Отхлебнув, Тинкин зажмурился и причмокнул.
— Вот это дело. А то «сидр», «сидр».
Кругом без умолку обсуждали предстоящий Турнир.
— Ну, везение везением, а опыт со счетов сбрасывать не стоит. Медведь знаешь сколько лет провоевал? И на горцев ходил, и против рубиновых. Так-то.
— У «Кочевника» все же котел слабоват. Для стрельбы ничего, а в рукопашной не тянет.
— Я тебе говорю, зажарят. И съедят. Ты что, не слышал, Железноликие так с каждым новичком делают. У них-то самих сердец нет.

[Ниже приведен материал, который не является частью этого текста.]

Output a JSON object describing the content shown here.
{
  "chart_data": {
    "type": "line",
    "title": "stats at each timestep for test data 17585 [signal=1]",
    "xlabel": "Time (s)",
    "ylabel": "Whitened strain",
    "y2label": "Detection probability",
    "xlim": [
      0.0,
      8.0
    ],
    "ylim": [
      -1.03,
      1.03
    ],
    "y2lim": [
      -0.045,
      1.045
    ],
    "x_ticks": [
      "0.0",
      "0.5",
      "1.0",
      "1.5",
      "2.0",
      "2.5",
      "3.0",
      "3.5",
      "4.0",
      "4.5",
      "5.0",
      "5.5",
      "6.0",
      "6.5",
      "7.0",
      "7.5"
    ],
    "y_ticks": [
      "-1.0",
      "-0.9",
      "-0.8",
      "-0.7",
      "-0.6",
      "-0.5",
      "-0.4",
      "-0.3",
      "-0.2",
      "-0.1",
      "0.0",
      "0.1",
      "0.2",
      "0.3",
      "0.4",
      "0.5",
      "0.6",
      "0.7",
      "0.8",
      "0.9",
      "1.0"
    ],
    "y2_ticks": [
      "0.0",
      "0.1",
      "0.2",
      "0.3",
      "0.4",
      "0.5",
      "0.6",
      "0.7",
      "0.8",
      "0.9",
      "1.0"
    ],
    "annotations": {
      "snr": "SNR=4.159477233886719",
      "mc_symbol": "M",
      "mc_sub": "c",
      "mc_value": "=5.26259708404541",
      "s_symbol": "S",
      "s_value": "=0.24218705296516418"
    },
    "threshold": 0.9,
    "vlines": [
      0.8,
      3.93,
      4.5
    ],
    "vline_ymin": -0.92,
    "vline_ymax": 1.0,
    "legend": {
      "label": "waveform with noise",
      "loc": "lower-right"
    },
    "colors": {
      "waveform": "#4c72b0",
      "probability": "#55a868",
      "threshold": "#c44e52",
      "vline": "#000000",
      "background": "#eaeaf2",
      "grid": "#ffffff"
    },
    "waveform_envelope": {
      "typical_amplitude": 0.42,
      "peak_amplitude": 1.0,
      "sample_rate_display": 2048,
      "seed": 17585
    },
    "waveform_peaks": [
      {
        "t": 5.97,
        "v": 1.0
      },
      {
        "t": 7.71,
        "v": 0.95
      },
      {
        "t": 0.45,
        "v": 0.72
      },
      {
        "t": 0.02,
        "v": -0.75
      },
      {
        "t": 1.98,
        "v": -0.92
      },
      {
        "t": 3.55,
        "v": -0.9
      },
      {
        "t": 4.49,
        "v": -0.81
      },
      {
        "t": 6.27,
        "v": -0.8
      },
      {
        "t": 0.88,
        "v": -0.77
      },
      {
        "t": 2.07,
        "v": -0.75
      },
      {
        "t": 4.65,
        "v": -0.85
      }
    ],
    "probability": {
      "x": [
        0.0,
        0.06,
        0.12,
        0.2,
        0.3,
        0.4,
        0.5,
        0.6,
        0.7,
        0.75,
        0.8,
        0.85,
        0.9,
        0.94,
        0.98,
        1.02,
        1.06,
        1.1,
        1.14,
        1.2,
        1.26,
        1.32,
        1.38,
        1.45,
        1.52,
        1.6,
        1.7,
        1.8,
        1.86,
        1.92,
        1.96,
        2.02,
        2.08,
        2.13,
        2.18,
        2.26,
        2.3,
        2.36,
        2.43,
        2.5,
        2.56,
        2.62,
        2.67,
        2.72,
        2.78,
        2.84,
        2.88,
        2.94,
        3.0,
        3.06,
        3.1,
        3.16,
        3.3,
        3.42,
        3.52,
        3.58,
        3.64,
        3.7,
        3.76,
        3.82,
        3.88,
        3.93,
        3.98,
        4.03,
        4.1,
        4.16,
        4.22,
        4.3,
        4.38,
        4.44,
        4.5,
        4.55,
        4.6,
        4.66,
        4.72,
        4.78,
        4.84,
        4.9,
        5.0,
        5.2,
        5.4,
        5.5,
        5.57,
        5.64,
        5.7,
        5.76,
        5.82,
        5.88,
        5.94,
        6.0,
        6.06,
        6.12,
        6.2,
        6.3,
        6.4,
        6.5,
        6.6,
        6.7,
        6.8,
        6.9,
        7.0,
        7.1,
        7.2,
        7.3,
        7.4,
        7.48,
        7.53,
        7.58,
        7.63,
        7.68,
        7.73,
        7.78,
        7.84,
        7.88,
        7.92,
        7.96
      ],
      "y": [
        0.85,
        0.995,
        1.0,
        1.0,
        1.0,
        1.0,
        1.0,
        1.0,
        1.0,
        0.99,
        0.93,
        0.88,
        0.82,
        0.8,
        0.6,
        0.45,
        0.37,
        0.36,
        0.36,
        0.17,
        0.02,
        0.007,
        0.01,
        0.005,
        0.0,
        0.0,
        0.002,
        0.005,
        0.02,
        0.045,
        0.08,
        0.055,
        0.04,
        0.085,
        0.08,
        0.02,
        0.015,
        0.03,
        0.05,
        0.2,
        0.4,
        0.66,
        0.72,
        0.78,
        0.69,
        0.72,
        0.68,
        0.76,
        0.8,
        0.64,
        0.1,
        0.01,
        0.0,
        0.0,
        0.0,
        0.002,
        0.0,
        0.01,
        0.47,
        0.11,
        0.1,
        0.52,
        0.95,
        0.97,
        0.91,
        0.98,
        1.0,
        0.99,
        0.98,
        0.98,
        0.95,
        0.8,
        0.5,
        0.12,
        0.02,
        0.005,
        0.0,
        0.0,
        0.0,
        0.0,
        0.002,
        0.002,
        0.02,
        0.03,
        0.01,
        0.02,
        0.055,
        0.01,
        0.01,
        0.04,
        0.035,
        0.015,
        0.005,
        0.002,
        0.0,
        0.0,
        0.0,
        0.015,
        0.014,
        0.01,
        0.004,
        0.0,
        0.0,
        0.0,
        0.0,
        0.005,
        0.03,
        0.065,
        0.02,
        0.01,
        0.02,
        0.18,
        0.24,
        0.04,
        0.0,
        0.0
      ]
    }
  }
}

— Один к трем на Красного Великана!
— Наш друг может быть в одном из двух мест, — глубокомысленно заметил Тинкин. — В мастерской Друза, рядом с «Молотобойцем»…
Он опустил нос в кружку и надолго замолчал.
— Или где? — спросил Миха.
— Что где? — Тинкин рукавом вытер пену с подбородка.
— Ты сказал, Дерих может быть в одном из двух мест. В мастерской или…
— Или где-нибудь еще.
— Тинкин, а кто были эти трое? — Миха дернул сквайра за рукав. Отчасти чтобы обратить на себя внимание, отчасти чтобы их не разделила толпа. В этой части города, близкой к Котлу, она была уж очень плотной. — С которыми вы с Даном чуть не подрались.
— О, трое наших друзей. Целая история, малыш, целая история, — Тинкин обернулся. — Любишь истории?
— У одного южного лорда, не знаю его имени, служил сержант латников по имени Пагос. Добрый был боец, только очень жестокий. Его боялись и враги, и собственные солдаты. За нечищеную пластину на броне, бывало, ломал виноватому нос, а за грязь на плацу макал головой в нужник.
Так и жил себе Пагос, стращая новобранцев, пока не грянуло в землях лорда восстание. Чего-то не поделил он с крестьянами, те запросились под крылышко к соседу. Сосед прислал на подмогу войска. Заварилась обычная для Юга каша.